God's vast everlasting love overcomes, makes allowance for, human weakness and shortfall. That's grace - only made possible in a just way by the substitutionary death of God's Son. Jeremiah describes further what this 'new covenant' or deal will look like: ""This is the covenant I will make with the house of Israel after that time," declares the LORD."I will put my law in their minds and write it on their hearts.I will be their God, and they will be my people.No longer will a man teach his neighbor, or a man his brother, saying, 'Know the LORD,' because they will all know me, from the least of them to the greatest," declares the LORD."For I will forgive their wickedness and will remember their sins no more."" Here we're getting at the heart of God's purpose and intent for His creatures: intimacy of us being His people and He owned/acknowledged/looked to as our God; His law or will written on our hearts, us wanting to do what He wants, knowing Him and relating to Him personally. A profound picture of peace.

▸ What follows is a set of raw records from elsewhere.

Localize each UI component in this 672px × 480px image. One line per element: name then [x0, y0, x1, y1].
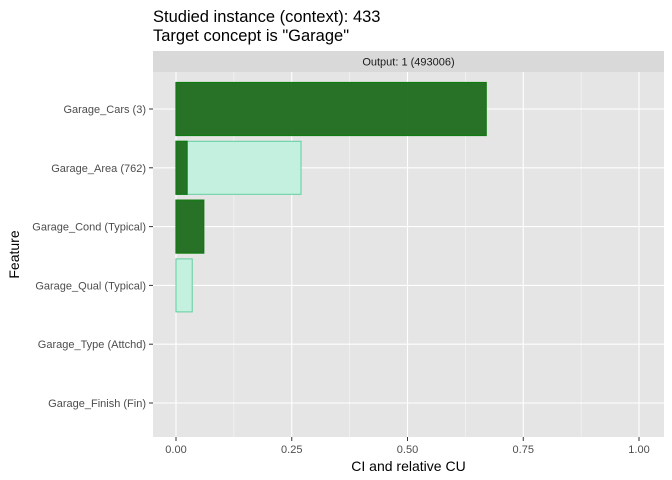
x-tick-label: 0.75: [513, 444, 534, 456]
y-tick-label: Garage_Finish (Fin): [48, 398, 146, 410]
y-tick-label: Garage_Qual (Typical): [35, 280, 146, 292]
facet-label: Output: 1 (493006): [362, 57, 454, 69]
chart-subtitle: Target concept is "Garage": [153, 27, 349, 45]
y-axis-title: Feature: [6, 230, 22, 278]
bar-ci: [175, 140, 188, 195]
bar-relative-cu: [175, 140, 302, 195]
facet-strip: [153, 51, 664, 72]
chart-title: Studied instance (context): 433: [153, 8, 380, 26]
bars: [175, 81, 487, 313]
x-axis-title: CI and relative CU: [351, 458, 465, 474]
y-axis: Garage_Cars (3) Garage_Area (762) Garage_C…: [32, 104, 153, 410]
y-tick-label: Garage_Cars (3): [63, 104, 146, 116]
x-tick-label: 0.00: [165, 444, 186, 456]
bar-relative-cu: [175, 258, 193, 313]
bar-ci: [175, 199, 205, 254]
bar-ci: [175, 81, 487, 137]
x-tick-label: 0.25: [281, 444, 302, 456]
x-axis: 0.00 0.25 0.50 0.75 1.00: [165, 437, 650, 456]
x-tick-label: 0.50: [397, 444, 418, 456]
y-tick-label: Garage_Area (762): [51, 163, 146, 175]
y-tick-label: Garage_Type (Attchd): [38, 339, 146, 351]
y-tick-label: Garage_Cond (Typical): [32, 222, 146, 234]
x-tick-label: 1.00: [628, 444, 649, 456]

How could that possibly come about in a just way when He is such a holy God and we are such sinful people? Only through some mechanism of forgiveness. The old way with its tabernacle or Temple and altar with animal sacrifices was only a shadow, an illustration pointing to the covenant's fulfilment in Jesus Christ. The letter to the Hebrews makes this connection most thoroughly - see chapters 8 and 10 where this passage from Jeremiah is really brought into focus through the lens of Christ crucified. 10:12-14, "But when this priest had offered for all time one sacrifice for sins, he sat down at the right hand of God.Since that time he waits for his enemies to be made his footstool [there will be actual peace externally], because by one sacrifice he has made perfect forever those who are being made holy." Jesus has become the means for our forgiveness, the vehicle by which God's love reaches out and draws us near. Something radical had to happen to deal with our 'incredible evil', our 'incurable wound' sprouting from our corrupt heart (30:12ff) that made us enemies with God. What was required to bring about peace and reconciliation was the cross, the most unjust thing that could ever come about: God turned it around and made the unthinkable our way back to Him. By that one sacrifice we who believe are being made holy, made perfect or complete and adequate forever.

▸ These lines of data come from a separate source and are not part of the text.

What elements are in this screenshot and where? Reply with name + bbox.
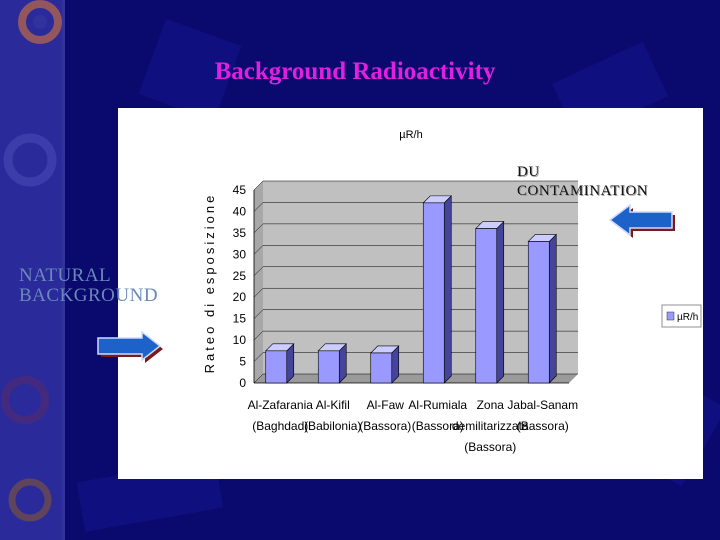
x-tick-label: (Bassora) <box>359 419 411 433</box>
y-tick-label: 15 <box>233 312 247 326</box>
x-tick-label: (Babilonia) <box>304 419 361 433</box>
gear-icon <box>1 0 62 522</box>
gridline <box>253 223 578 234</box>
y-tick-label: 0 <box>239 376 246 390</box>
x-tick-label: Jabal-Sanam <box>507 398 578 412</box>
bar-side <box>548 233 557 384</box>
y-tick-label: 20 <box>233 290 247 304</box>
gridline <box>253 180 578 191</box>
right-arrow-icon <box>97 330 163 363</box>
gridline <box>253 266 578 276</box>
x-tick-label: Al-Rumiala <box>408 398 467 412</box>
legend-label: µR/h <box>677 312 698 323</box>
y-tick-label: 5 <box>239 355 246 369</box>
bar <box>475 228 498 384</box>
legend-box <box>661 304 702 328</box>
bar <box>265 350 288 384</box>
gridline <box>253 309 578 319</box>
y-tick-label: 40 <box>233 204 247 218</box>
x-tick-label: (Bassora) <box>517 419 569 433</box>
x-tick-label: demilitarizzata <box>452 419 529 433</box>
gridline <box>253 245 578 255</box>
y-tick-label: 25 <box>233 269 247 283</box>
bar <box>527 241 550 384</box>
y-tick-label: 30 <box>233 247 247 261</box>
du-contamination-label: DU CONTAMINATION <box>517 163 648 201</box>
plot-area <box>263 181 578 374</box>
x-tick-label: (Bassora) <box>412 419 464 433</box>
y-tick-label: 35 <box>233 226 247 240</box>
bar <box>370 352 393 384</box>
plot-side-wall <box>254 181 263 383</box>
bar <box>422 202 445 384</box>
natural-label-line1: NATURAL <box>19 265 112 286</box>
y-axis-label: Rateo di esposizione <box>202 193 217 374</box>
du-label-line1: DU <box>517 164 540 180</box>
x-tick-label: Al-Faw <box>367 398 405 412</box>
gridline <box>253 287 578 298</box>
gridline <box>253 202 578 212</box>
legend-swatch <box>666 311 675 321</box>
bar-side <box>496 220 505 384</box>
natural-background-label: NATURAL BACKGROUND <box>19 266 158 306</box>
x-tick-label: (Baghdad) <box>252 419 308 433</box>
gridline <box>253 373 578 384</box>
gridline <box>253 330 578 341</box>
chart-title: µR/h <box>399 129 422 141</box>
bar-chart: µR/h 0 5 10 15 20 25 30 35 40 45 Al-Zafarania (Bagh… <box>202 129 702 454</box>
x-tick-label: Zona <box>477 398 505 412</box>
x-tick-label: Al-Zafarania <box>248 398 314 412</box>
gridline <box>253 352 578 362</box>
du-label-line2: CONTAMINATION <box>517 183 649 199</box>
slide-title: Background Radioactivity <box>214 58 496 85</box>
x-tick-label: (Bassora) <box>464 440 516 454</box>
bar <box>317 350 340 384</box>
y-tick-label: 45 <box>233 183 247 197</box>
natural-label-line2: BACKGROUND <box>19 285 159 306</box>
x-tick-label: Al-Kifil <box>316 398 350 412</box>
left-arrow-icon <box>608 203 675 238</box>
bar-side <box>443 195 452 384</box>
y-tick-label: 10 <box>233 333 247 347</box>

The Puritan Thomas Watson put it this way: "God the Son is called the Prince of Peace. He came into the world with a song of peace: 'On earth peace...' He went out of the world with a legacy of peace, 'Peace I leave with you, My peace I give unto you.' Christ's earnest prayer was for peace; He prayed that His people might be one. Christ not only prayed for peace, but bled for peace: 'Having made peace through the blood of His cross.' He died not only to make peace between God and man, but between man and man. Christ suffered on the cross that He might cement Christians together with His blood; as He prayed for peace, so He paid for peace."

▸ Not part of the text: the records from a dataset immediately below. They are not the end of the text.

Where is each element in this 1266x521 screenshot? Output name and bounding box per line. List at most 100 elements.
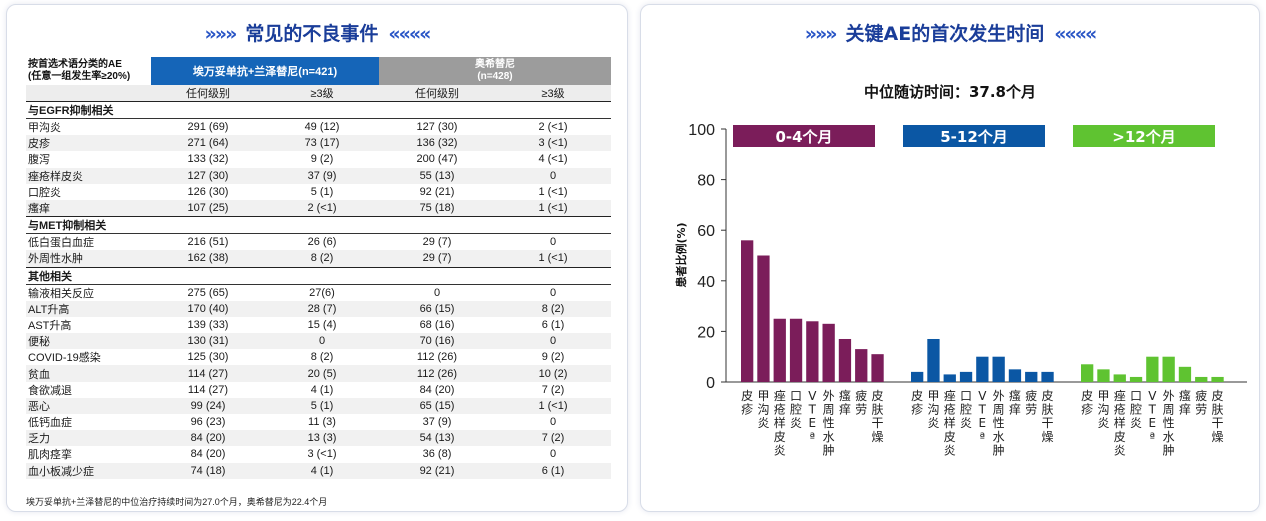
- y-tick-label: 80: [697, 173, 715, 190]
- ae-term-cell: 外周性水肿: [26, 250, 151, 267]
- x-category-label-char: 炎: [1114, 443, 1126, 457]
- ae-value-cell: 2 (<1): [265, 199, 379, 217]
- ae-term-cell: 低白蛋白血症: [26, 233, 151, 251]
- ae-value-cell: 0: [379, 284, 495, 301]
- x-category-label-char: 皮: [1212, 389, 1224, 403]
- ae-term-cell: 甲沟炎: [26, 118, 151, 136]
- corner-label-line1: 按首选术语分类的AE: [28, 59, 122, 70]
- ae-value-cell: 75 (18): [379, 199, 495, 217]
- ae-value-cell: 15 (4): [265, 316, 379, 334]
- ae-term-cell: 血小板减少症: [26, 462, 151, 479]
- ae-value-cell: 20 (5): [265, 365, 379, 382]
- ae-term-cell: 便秘: [26, 333, 151, 350]
- ae-value-cell: 0: [495, 284, 611, 301]
- ae-value-cell: 216 (51): [151, 233, 265, 251]
- table-row: 低白蛋白血症 216 (51) 26 (6) 29 (7) 0: [26, 233, 611, 251]
- corner-label-line2: (任意一组发生率≥20%): [28, 71, 131, 82]
- group-legend-label: >12个月: [1112, 128, 1175, 146]
- x-category-label-char: 燥: [1042, 430, 1054, 444]
- ae-value-cell: 9 (2): [495, 349, 611, 366]
- table-row: COVID-19感染 125 (30) 8 (2) 112 (26) 9 (2): [26, 349, 611, 366]
- x-category-label-char: ª: [810, 430, 816, 444]
- ae-value-cell: 92 (21): [379, 462, 495, 479]
- ae-value-cell: 112 (26): [379, 349, 495, 366]
- ae-value-cell: 8 (2): [495, 300, 611, 317]
- x-category-label-char: E: [809, 416, 817, 430]
- x-category-label-char: 劳: [1025, 403, 1037, 417]
- bar: [1113, 374, 1126, 382]
- ae-term-cell: COVID-19感染: [26, 349, 151, 366]
- ae-value-cell: 1 (<1): [495, 199, 611, 217]
- table-row: 便秘 130 (31) 0 70 (16) 0: [26, 333, 611, 350]
- bar: [1162, 356, 1175, 382]
- ae-term-cell: 低钙血症: [26, 414, 151, 431]
- ae-value-cell: 66 (15): [379, 300, 495, 317]
- ae-value-cell: 0: [265, 333, 379, 350]
- table-row: 痤疮样皮炎 127 (30) 37 (9) 55 (13) 0: [26, 167, 611, 184]
- x-category-label-char: 疲: [855, 388, 867, 403]
- ae-value-cell: 11 (3): [265, 414, 379, 431]
- ae-value-cell: 37 (9): [379, 414, 495, 431]
- ae-value-cell: 4 (1): [265, 381, 379, 398]
- ae-value-cell: 8 (2): [265, 250, 379, 267]
- ae-value-cell: 0: [495, 167, 611, 184]
- bar: [1178, 366, 1192, 382]
- x-category-label-char: 皮: [1042, 389, 1054, 403]
- section-header-row: 其他相关: [26, 266, 611, 285]
- x-category-label-char: 痒: [839, 402, 851, 417]
- table-row: 食欲减退 114 (27) 4 (1) 84 (20) 7 (2): [26, 381, 611, 398]
- bar: [992, 356, 1005, 382]
- x-category-label-char: 劳: [1195, 403, 1207, 417]
- ae-value-cell: 133 (32): [151, 151, 265, 168]
- x-category-label-char: 水: [823, 430, 835, 444]
- group-legend-label: 0-4个月: [775, 128, 832, 146]
- left-panel-title: »»» 常见的不良事件 ««««: [7, 19, 627, 46]
- table-row: 皮疹 271 (64) 73 (17) 136 (32) 3 (<1): [26, 135, 611, 152]
- ae-value-cell: 10 (2): [495, 365, 611, 382]
- ae-value-cell: 291 (69): [151, 118, 265, 136]
- title-arrows-left: »»»: [204, 23, 238, 45]
- ae-value-cell: 114 (27): [151, 365, 265, 382]
- ae-term-cell: 恶心: [26, 397, 151, 414]
- ae-value-cell: 99 (24): [151, 397, 265, 414]
- x-category-label-char: 痒: [1179, 402, 1191, 417]
- x-category-label-char: 瘙: [1009, 388, 1021, 403]
- ae-value-cell: 84 (20): [379, 381, 495, 398]
- table-row: 低钙血症 96 (23) 11 (3) 37 (9) 0: [26, 414, 611, 431]
- bar: [1025, 371, 1038, 382]
- bar: [741, 240, 754, 382]
- ae-value-cell: 68 (16): [379, 316, 495, 334]
- x-category-label-char: 干: [1042, 416, 1054, 430]
- section-header-row: 与MET抑制相关: [26, 216, 611, 235]
- ae-value-cell: 92 (21): [379, 183, 495, 200]
- x-category-label-char: 口: [1130, 389, 1142, 403]
- table-row: 外周性水肿 162 (38) 8 (2) 29 (7) 1 (<1): [26, 250, 611, 267]
- ae-value-cell: 130 (31): [151, 333, 265, 350]
- right-panel-title: »»» 关键AE的首次发生时间 ««««: [641, 19, 1259, 46]
- adverse-events-table: 按首选术语分类的AE (任意一组发生率≥20%) 埃万妥单抗+兰泽替尼(n=42…: [26, 57, 611, 479]
- ae-value-cell: 136 (32): [379, 135, 495, 152]
- x-category-label-char: 皮: [774, 430, 786, 444]
- bar: [911, 371, 924, 382]
- title-arrows-right: ««««: [388, 23, 431, 45]
- ae-value-cell: 127 (30): [151, 167, 265, 184]
- ae-value-cell: 126 (30): [151, 183, 265, 200]
- table-corner-label: 按首选术语分类的AE (任意一组发生率≥20%): [26, 57, 151, 85]
- bar: [1097, 369, 1110, 382]
- table-row: 腹泻 133 (32) 9 (2) 200 (47) 4 (<1): [26, 151, 611, 168]
- subheader-b-any: 任何级别: [379, 85, 495, 102]
- ae-value-cell: 70 (16): [379, 333, 495, 350]
- ae-value-cell: 0: [495, 414, 611, 431]
- x-category-label-char: 甲: [927, 389, 939, 403]
- ae-value-cell: 37 (9): [265, 167, 379, 184]
- x-category-label-char: 腔: [790, 402, 802, 417]
- x-category-label-char: 水: [1163, 430, 1175, 444]
- time-to-onset-panel: »»» 关键AE的首次发生时间 «««« 中位随访时间：37.8个月 0 20 40 60…: [640, 4, 1260, 512]
- table-row: 乏力 84 (20) 13 (3) 54 (13) 7 (2): [26, 430, 611, 447]
- x-category-label-char: 沟: [927, 403, 939, 417]
- bar: [1041, 371, 1054, 382]
- ae-term-cell: 痤疮样皮炎: [26, 167, 151, 184]
- group-b-name: 奥希替尼: [475, 59, 515, 70]
- ae-value-cell: 28 (7): [265, 300, 379, 317]
- bar: [1008, 369, 1022, 382]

It's been purchased and provided for you to have personally, this peace. Will you 'own' it - avail yourself of it? Will you carry it out in your relationships? Would those around perceive you as a 'man of peace' / 'woman of peace'? Jesus said an interesting thing to His disciples about how they should approach situations. He implied it's not necessarily a matter of discovering peace IN a setting, but that we actually bring our peace (His peace, really) TO the situation. Luke 10:5-6, when He's sending out the 72 on mission as His advance messengers - listen to this closely: "When you enter a house, first say, 'Peace to this house.' If a man of peace is there, your peace will rest on him; if not, it will return to you."

Be His ambassador of peace this week - Him who is the Prince of peace. Let's pray.